# Invite to Show Your Skill/Talent/Hobby - Any and everyone allowed



## Clonenumber47 (Jan 3, 2012)

I ran into a similar thread, but was for BBW's only. So I wanted to start one here for everyone to participate. 

Kinda self explanatory but, what are your talents? Hobbies? Skills?


----------



## Clonenumber47 (Jan 3, 2012)

Being a film student, I try to make or work on 2 big projects and 4+ smaller projects every year.

Here is a link to one of my recent ones. Its a 2min 28sec documentary in the orange groves of central FL.

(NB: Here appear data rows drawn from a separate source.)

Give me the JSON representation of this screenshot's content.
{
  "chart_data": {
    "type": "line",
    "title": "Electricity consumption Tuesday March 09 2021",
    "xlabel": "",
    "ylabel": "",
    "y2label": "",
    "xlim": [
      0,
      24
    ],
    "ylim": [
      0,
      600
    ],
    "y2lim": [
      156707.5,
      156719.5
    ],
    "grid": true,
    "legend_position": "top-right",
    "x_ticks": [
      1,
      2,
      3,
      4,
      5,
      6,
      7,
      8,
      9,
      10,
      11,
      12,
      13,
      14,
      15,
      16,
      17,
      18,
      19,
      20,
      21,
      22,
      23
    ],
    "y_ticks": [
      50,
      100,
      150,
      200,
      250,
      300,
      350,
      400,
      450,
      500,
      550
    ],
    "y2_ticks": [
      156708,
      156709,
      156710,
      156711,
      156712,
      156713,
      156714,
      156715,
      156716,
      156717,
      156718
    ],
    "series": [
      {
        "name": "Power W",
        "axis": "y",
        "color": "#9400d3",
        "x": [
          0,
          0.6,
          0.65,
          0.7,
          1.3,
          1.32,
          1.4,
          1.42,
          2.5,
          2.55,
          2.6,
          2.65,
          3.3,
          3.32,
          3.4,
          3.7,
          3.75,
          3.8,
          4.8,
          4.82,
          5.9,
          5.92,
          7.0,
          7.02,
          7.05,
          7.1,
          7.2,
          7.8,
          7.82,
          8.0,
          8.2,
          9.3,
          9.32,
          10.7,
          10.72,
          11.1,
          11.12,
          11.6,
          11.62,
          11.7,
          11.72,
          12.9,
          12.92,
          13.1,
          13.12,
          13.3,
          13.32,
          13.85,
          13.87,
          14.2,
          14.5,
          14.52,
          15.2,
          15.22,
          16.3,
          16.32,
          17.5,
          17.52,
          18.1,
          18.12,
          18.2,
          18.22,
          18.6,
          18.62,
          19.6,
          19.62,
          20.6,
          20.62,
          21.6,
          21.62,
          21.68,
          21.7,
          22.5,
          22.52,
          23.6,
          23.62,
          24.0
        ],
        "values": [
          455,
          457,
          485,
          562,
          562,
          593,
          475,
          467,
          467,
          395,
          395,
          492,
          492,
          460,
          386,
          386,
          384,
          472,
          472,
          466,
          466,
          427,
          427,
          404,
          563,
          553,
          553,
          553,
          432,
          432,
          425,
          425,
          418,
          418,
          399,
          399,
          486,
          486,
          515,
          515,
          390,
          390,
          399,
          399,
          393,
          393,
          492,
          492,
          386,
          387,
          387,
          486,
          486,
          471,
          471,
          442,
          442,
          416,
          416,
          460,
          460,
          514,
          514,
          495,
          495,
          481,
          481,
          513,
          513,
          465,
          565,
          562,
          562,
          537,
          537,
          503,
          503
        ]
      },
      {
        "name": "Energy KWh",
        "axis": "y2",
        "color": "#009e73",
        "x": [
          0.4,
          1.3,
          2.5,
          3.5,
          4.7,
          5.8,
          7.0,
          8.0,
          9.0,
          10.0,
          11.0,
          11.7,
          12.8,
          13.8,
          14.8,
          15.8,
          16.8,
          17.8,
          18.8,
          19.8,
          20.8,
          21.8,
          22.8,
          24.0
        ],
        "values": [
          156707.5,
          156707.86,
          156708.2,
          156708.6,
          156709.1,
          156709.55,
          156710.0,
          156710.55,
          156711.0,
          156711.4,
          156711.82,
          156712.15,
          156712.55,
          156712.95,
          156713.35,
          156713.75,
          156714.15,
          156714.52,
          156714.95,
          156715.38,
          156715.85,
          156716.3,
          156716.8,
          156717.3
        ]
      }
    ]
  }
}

http://www.youtube.com/watch?v=5ociORpDBis&list=UUcoAhs1160K0pMmSB0A_4RA&index=2&feature=plcp


----------



## metabliss (Jan 8, 2012)

I consider myself an artsy person, so I really liked the Grove! Good work!


----------



## Big_Belly_Lover (Jan 8, 2012)

I like playing computer games (mainly buying and trading in games because I rarely complete them), listening to music, watching movies (I don't go to as many as I like to which is a shame as I am on Orange and they do a 2 for 1 deal on a Wednesday (other mobile phone networks are available)) and going to gigs - try to go to as many as I can each year as I LOVE live music!!

Matt.


----------



## Webmaster (Jan 8, 2012)

My primary talent is writing, and that is how I make my living. As for my hobbies, they sort of mix with my work. I've always loved computers and anything related to computers, and so I am always working on some computer project. 

On the recreational side, over the past several years I went through a phase where I learned pretty much everything there was to know about ECU tuning and supercharging, and spent a lot of time at the race rack with my cars. More recently, I've been majorly into scuba diving and did about 250 dives over the past five years, seeing and photographing some amazing things.


----------



## jakub (Jan 9, 2012)

Cool thread 

I'm an amateur photographer, my camera is always with me.
http://kubica.deviantart.com/gallery/


----------



## bmann0413 (Jan 9, 2012)

I happen to dabble in the drawing hobby. Been doing it since I was seven. I drew Snoopy for the very first time.


----------